De gravure op bladz. 373 stelt een van die gevreesde wezens voor, die tijdens de kinderjaren zulke een groote rol gespeeld hebben in onze jeugdige verbeelding.
Een blik op de gravure is genoeg om terstond te doen zien, dat de tooverheks daar geheel en al in haar element is. Immers de groote ketel boven het vuur, waarin kruiden gekookt worden, welker kracht haar alleen bekend zijn, het kleine meisje dat hout aanbrengt voor het onderhouden van het vuur, de jongen die met een angstig gelaat door het kelderluik loert, en aan het meisje schijnt te vragen of de verschikkelijke oude nog niet gereed is met hare geheimzinnige werkzaamheden, eindelijk de onmisbare zwarte kat op haar schoot, herinnert dit alles niet aan de vertelseltjes waarnaar wij 's winters avonds rondom de groote kachel zoo aandachtig zaten te luisteren?
Perrault de auteur van deze sprookjes, heeft zich daardoor een naam gemaakt, die nog niet zoo spoedig zal vergeten zijn, want voor vijftig jaar waren zij even nieuw als zij nu zijn, en dat zijn zij over vijftig jaar nog en zullen het immer blijven.
Ook aan deze gravure is een van die sprookjes verbonden, namelijk het algemeen bekende sprookje van ‘Hans en Grietje.’
Hans en Grietje, kinderen van een armen houthakker verdwalen in het bosch, en komen na lang gezocht te hebben aan eene hut, die door eene tooverheks bewoond werd.
Deze ontvangt hen vriendelijk, geeft hen te eten, doch 's nachts licht de heks Hans op, sluit hem in den kelder met het voornemen hem te te mesten, om hem later als een smakelijk hapje op te peuzelen.
Grietje daarentegen moest de oude, die niet goed meer ter been en daarbij half blind was, bijstaan in al hare werkzaamheden, zooals hout halen in het bosch, broodbakken en zorg dragen voor de huishouding, opdat de oude geheel haar tijd kon besteden aan het fabriceeren van tooverdrankjes.
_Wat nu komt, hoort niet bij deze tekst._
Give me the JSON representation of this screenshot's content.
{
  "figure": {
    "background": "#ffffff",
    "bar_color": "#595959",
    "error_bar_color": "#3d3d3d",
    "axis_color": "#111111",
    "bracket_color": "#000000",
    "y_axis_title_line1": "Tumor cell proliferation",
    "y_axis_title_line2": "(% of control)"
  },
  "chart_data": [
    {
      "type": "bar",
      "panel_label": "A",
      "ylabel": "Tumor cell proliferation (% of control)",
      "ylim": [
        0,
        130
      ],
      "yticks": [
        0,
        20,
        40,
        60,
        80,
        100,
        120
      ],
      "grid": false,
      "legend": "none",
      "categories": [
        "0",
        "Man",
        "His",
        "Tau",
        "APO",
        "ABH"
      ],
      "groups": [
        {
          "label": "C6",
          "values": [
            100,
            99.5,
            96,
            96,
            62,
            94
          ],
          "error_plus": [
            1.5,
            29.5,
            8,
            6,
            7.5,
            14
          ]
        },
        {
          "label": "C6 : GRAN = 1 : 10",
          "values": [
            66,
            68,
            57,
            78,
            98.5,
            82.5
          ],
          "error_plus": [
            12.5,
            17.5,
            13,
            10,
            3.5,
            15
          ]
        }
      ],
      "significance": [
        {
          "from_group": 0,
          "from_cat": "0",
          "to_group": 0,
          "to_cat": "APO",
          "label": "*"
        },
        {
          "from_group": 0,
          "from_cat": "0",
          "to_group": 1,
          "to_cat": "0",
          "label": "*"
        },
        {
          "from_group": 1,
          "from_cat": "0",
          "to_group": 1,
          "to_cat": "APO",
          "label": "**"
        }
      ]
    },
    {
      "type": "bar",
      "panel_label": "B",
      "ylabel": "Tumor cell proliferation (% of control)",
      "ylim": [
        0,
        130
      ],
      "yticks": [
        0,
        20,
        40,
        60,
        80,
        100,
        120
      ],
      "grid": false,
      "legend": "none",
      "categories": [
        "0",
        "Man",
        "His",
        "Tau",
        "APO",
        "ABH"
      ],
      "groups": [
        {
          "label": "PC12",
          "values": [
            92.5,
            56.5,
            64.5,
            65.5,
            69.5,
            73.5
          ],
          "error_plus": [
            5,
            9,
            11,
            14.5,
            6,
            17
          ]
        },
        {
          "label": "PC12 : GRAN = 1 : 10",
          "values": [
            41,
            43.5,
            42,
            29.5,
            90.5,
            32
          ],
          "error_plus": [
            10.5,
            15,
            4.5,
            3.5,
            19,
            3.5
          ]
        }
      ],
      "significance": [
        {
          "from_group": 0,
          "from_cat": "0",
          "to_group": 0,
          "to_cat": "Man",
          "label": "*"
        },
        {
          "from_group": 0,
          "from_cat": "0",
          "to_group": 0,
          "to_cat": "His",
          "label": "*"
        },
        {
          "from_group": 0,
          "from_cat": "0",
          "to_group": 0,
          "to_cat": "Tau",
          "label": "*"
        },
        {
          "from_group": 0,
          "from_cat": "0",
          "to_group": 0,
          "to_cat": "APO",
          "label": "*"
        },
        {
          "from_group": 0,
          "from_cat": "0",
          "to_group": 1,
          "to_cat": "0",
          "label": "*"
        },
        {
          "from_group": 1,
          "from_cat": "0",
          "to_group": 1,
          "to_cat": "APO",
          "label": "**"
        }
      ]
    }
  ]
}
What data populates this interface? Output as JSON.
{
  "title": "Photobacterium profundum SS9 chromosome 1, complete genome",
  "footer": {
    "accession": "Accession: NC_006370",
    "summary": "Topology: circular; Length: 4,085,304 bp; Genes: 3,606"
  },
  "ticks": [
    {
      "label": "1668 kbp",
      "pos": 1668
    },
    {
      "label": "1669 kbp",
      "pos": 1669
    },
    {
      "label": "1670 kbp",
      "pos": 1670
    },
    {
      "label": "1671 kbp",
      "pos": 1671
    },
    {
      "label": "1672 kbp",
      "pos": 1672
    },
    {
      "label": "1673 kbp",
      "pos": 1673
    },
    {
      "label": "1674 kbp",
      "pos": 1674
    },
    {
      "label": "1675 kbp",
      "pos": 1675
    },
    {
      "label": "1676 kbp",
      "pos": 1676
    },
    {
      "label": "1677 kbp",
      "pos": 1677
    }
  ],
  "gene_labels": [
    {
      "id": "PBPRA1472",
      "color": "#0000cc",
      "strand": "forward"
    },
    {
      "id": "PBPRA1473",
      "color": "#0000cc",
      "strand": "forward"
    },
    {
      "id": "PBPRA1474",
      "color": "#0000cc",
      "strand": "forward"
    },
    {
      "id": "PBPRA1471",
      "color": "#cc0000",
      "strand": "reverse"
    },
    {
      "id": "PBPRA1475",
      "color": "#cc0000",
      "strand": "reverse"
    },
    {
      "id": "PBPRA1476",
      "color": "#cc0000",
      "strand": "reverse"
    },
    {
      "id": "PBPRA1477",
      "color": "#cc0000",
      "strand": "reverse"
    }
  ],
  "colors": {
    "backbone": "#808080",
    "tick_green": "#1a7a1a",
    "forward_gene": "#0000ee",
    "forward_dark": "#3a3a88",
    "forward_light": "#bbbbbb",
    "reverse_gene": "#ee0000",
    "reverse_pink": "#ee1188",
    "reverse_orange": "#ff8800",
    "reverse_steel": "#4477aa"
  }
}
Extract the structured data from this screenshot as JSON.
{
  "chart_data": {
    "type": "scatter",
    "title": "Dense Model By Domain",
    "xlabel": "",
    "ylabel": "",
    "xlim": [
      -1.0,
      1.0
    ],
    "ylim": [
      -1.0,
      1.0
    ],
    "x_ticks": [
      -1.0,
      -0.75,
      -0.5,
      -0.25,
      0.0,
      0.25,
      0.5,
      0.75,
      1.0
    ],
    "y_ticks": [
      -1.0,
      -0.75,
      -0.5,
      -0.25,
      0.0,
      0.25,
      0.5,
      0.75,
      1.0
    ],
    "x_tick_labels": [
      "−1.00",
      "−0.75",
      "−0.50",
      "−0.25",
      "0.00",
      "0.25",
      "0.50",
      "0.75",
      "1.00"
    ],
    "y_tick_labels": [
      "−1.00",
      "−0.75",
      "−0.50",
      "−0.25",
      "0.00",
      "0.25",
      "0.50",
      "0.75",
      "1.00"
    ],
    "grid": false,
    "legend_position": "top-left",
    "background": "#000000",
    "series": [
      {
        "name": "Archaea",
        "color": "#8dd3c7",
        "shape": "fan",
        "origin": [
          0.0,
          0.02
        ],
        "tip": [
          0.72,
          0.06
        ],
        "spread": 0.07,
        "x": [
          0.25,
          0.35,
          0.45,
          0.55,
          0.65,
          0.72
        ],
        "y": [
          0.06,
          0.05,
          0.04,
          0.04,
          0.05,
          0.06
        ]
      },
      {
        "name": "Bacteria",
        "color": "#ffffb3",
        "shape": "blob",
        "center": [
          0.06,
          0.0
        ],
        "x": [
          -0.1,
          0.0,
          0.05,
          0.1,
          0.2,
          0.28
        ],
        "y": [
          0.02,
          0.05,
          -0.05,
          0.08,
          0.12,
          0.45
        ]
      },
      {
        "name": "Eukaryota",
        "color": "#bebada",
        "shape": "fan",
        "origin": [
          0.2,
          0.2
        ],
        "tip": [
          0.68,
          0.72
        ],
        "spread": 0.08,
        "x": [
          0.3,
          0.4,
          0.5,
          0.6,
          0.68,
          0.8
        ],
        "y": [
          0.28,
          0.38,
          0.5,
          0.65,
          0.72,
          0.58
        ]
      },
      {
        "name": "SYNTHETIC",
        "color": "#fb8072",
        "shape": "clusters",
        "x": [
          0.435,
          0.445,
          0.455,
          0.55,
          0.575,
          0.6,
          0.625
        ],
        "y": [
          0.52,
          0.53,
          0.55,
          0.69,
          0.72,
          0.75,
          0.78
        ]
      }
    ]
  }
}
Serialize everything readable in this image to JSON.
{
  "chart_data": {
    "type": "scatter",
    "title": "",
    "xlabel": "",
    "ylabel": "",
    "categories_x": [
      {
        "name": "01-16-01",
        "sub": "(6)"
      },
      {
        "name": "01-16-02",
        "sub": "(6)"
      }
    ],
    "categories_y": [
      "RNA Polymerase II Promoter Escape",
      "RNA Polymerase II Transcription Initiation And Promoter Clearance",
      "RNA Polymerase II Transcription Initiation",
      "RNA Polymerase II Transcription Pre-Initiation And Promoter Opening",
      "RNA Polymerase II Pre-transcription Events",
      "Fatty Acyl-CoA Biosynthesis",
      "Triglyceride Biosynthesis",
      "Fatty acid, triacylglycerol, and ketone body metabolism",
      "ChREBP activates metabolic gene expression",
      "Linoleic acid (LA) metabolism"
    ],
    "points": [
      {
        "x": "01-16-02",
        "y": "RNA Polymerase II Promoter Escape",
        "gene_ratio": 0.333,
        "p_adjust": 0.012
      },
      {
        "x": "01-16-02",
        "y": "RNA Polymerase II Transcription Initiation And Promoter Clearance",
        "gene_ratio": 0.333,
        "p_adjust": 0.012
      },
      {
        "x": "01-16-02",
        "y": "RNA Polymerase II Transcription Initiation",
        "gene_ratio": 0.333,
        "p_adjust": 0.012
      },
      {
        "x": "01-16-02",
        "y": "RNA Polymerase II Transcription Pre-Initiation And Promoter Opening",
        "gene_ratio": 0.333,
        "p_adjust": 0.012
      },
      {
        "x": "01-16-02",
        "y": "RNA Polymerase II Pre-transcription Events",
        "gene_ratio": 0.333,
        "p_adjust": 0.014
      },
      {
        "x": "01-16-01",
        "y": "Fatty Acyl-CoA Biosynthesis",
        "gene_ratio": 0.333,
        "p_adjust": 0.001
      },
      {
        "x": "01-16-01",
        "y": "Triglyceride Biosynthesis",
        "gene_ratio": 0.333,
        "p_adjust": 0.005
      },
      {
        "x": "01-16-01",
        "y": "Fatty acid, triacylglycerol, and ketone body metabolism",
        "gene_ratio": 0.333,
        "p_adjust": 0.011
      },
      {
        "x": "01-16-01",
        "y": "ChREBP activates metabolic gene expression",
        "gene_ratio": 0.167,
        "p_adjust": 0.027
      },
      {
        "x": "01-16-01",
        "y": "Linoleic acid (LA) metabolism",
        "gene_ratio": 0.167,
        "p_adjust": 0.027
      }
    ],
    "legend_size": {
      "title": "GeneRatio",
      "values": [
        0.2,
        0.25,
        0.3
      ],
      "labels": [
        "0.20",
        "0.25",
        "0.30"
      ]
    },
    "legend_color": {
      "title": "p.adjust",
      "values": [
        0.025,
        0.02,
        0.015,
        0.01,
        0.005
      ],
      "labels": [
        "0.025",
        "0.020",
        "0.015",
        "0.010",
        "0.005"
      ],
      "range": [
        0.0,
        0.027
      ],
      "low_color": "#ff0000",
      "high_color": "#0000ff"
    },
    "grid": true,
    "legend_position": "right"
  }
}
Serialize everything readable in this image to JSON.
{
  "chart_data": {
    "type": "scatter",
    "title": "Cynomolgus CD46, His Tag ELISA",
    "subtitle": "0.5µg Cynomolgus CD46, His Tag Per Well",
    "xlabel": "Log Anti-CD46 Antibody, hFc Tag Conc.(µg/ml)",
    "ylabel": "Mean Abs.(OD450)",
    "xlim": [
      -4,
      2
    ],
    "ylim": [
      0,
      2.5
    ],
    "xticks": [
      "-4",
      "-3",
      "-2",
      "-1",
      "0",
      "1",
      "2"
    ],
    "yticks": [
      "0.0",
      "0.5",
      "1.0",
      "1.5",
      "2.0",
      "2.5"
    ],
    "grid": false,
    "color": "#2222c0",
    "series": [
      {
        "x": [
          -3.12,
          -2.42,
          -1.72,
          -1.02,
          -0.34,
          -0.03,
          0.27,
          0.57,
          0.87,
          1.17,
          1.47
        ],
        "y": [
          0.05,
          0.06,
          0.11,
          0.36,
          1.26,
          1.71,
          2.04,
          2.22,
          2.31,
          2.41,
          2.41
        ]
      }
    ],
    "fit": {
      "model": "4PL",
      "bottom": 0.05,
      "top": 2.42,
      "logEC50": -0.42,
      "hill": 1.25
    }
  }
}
De voor den kannibalen maaltijd bestemden dag was eindelijk aangebroken. Blok en bijl waardoor Hans in stukken zou gehakt worden staan reeds te wachten, het water bruischt, en de oude heks grimlacht reeds van genof, als zij denkt aan haar buitengewoon lekkeren maaltijd. Grietje, die niet zonder inzicht het vuur zoo dapper aanstookt, geeft aan haar broertje dat angstig door het kelderluik hare bewegingen bespiedt, een teeken zich stil te houden, opdat de oude niet ongeduldig worde.
De tooverheks echter, die van de zijde van Grietje onraad vermoedt, gebiedt haar het vuur wat sterker aan te blazen met de bedoeling haar dan daarin te werpen, doch, daar men door de sterke hitte er niet dicht bij naderen kon, verzoekt Grietje de oude, haar te wijzen hoe zij zulks doen moet. Om Grietje gerust te stellen deed de heks het haar terstond voor, doch daar zij in haar drift te dicht bij den gloed kwam, vatten hare haren en kleederen vuur, zoodat zij ellendig verbrandde.
Grietje loopt nu dadelijk om haar broertje te verlossen en beiden gaan van daar en bereiken gelukkig hunne woning.
Dit is een van de sprookjes waaraan de naam van Moeder de Gans verbonden is.